All of this information would be hugely valuable in predicting where we will need hospital space and staffing. It’s generally understood that unvaccinated individuals are more likely to need to be hospitalized, but the extent to which that phenomenon interacts with demographics, and which groups need hospitalization among vaccinated people — that is all completely unclear.

What we need is not complicated, though it’s richer than what we have now. In an ideal world, I would like to see basically two sets of data:

Baseline data 

  • Hospital admissions with COVID-19 as primary diagnosis
  • Hospital admissions with COVID-19 as secondary diagnosis

Detailed data for primary diagnosis

These counts would be reported only for individuals who are being treated for COVID.

  • Patient age
  • Patient vaccination status
  • Comorbidities (such as heart disease, cancer, and diabetes)
  • In ICU
  • On ventilator

Given such data, we could do a significantly better job of predicting where hospital capacity will be needed, and what type of capacity. For example: at least some of the current discussion suggests that Omicron is less likely to affect the lungs and so may result in less need for ICU staffing and more need for staffing of non-ICU hospital beds. On the other hand, perhaps this is not true for unvaccinated individuals, which would change the calculus in areas with less vaccination. This isn’t easy to figure out from our current data.

It is important to emphasize that much of the reason to get these better data is to help hospital systems and health-care workers and to better manage the pandemic. The reason is not to understate the crisis facing hospitals at the moment. Last weekend, I tweeted asking if any states were reporting out even the first part of this breakdown — the “for” versus the “with” — and immediately people raised concerns about that data being weaponized, calling me “evil” and a “killer.”

It is true that if we collect better data, we are likely to find that some hospitalizations are “with” rather than “for” COVID. But that isn’t a reason not to get the data.
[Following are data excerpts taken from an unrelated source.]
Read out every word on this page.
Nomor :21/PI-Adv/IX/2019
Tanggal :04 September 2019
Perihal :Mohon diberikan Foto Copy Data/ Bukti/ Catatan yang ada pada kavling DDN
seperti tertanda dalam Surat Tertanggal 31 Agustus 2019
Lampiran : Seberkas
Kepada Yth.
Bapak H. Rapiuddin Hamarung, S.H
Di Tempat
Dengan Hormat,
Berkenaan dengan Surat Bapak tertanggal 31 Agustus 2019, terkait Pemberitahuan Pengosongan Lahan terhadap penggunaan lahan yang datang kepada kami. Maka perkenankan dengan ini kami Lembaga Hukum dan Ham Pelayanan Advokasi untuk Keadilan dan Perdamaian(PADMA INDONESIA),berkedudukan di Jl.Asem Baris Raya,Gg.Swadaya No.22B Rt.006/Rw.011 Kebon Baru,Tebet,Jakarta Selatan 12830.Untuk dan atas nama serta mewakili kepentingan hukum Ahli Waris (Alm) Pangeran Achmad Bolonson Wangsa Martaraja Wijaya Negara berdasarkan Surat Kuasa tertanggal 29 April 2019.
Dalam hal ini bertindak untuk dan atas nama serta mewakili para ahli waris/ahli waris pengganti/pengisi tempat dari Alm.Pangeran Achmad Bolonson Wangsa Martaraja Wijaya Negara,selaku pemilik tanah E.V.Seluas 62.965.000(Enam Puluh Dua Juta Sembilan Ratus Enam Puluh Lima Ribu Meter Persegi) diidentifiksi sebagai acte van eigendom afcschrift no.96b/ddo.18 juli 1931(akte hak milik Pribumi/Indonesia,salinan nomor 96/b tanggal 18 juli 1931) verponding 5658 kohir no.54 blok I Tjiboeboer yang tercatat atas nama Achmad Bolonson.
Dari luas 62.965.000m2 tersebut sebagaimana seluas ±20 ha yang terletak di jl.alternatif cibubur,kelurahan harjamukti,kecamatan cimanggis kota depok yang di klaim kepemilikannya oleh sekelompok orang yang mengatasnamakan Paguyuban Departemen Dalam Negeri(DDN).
And it is certainly not a reason to not collect and report better information about the people who are hospitalized for COVID.

Collecting these data isn’t necessarily simple, but in many hospital systems it exists as part of charting or other records. The challenge is more likely to be how to extract the data and compile it in a usable format. It’s the kind of thing the CDC or the Biden administration COVID team might do, except based on what has happened so far in the pandemic, I am sure they will not. The request is tilting at windmills for now; I accept that. But setting up this infrastructure will matter for the next wave. I hope someone is listening.